A la FBIE, Karine Lambert propose une autre explication.  » Les pays latins ont une grande tradition de minéraliers. Les Romains ont inventé ô l’eau de santé « . Il y a une sorte de culte de l’eau minérale naturelle, dont nous avons hérité : les sources des grands minéraliers sont encore protégées par un périmètre de sécurité.  »

L’argument de la pureté préservée est le meilleur allié des producteurs. Chez Spadel, la société qui embouteille l’eau de Spa, la directrice du marketing, Sophie Rasson, le souligne :  » Nous proposons un produit de la nature, que nous essayons de préserver, de garder le plus fidèle possible. Notre public est donc sensible à la protection de l’environnement. Cela correspond aux tendances actuelles.  » Une image écologique û de  » naturalité « , disent les experts en marketing û qui est constamment soutenue par la publicité. Ainsi, l’eau devient un bien social, porteur de valeurs.

Faut-il le dire, Christian Legros, le directeur de Belgaqua, ne voit pas les choses du même £il :  » Les vendeurs d’eau en bouteille présentent une idée de nature et de pureté. Or leurs produits polluent, à cause des emballages et du transport. Mais, dans le secteur, on n’est plus à une contradiction près…  »

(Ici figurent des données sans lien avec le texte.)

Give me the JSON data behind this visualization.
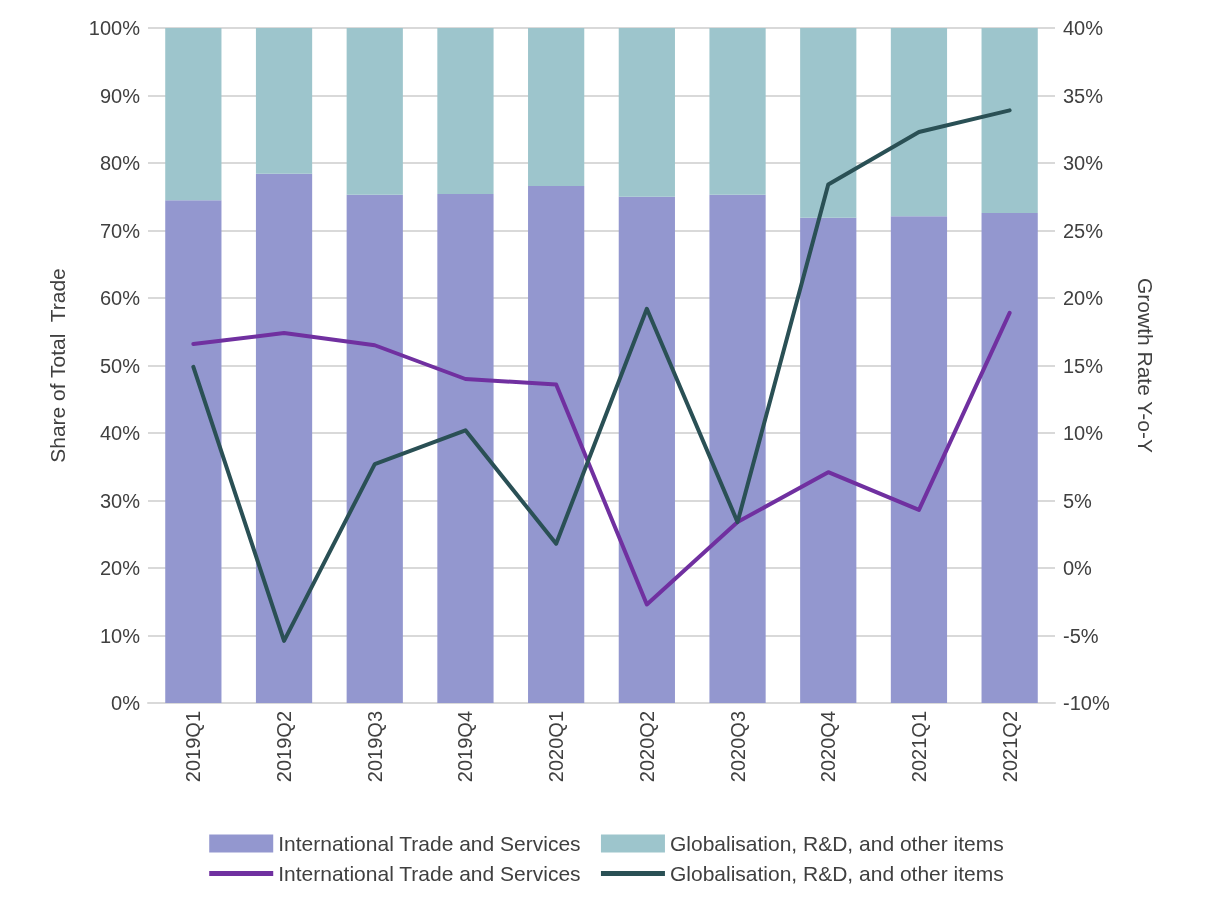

– L’eau du robinet est-elle potable ? Oui, assurent Test-Achats et Belgaqua, la fédération belge du secteur de l’eau. L’eau est régulièrement contrôlée par tous les distributeurs selon des normes fixées par la Commission européenne et l’Organisation mondiale de la santé.

– Pour les nourrissons et les femmes enceintes, Test-Achats conseille une norme maximale de teneur en nitrate plus sévère que la norme européenne. L’organisation des consommateurs recommande donc l’utilisation d’eau en bouteille pour ces personnes.

– Elle a un goût de chlore… Le chlore est utilisé pour désinfecter l’eau. Sa quantité maximale est réglementée. Il n’est donc pas dangereux pour la santé.

– Les conduites en plomb sont-elles dangereuses ? Le plomb peut provoquer une intoxication : le saturnisme. Seules de vieilles constructions possèdent encore des conduites en plomb. Quand l’eau stagne dans les conduites du plomb peut contaminer l’eau. Dans ce cas, il est conseillé de  » rincer  » les conduites, en réservant les premiers litres à un usage non alimentaire. En 2009, plus aucun bâtiment ne devrait posséder des conduites en plomb.

– L’eau chaude est-elle potable ? La composition de l’eau change lorsqu’elle est chauffée. Dès lors, selon Test-Achats,  » l’eau chaude n’a plus la qualité de l’eau potable « . Il est donc recommandé d’utiliser uniquement de l’eau froide pour boire et préparer des boissons chaudes.

– Les appellations  » eau de source  » et  » eau minérales  » sont contrôlées. Toutes deux doivent être mises en bouteille directement à la source, sans subir de traitement. Mais une eau minérale respecte un critère supplémentaire : sa composition, c’est-à-dire les minéraux dissous dans l’eau, doit rester constante au cours du temps.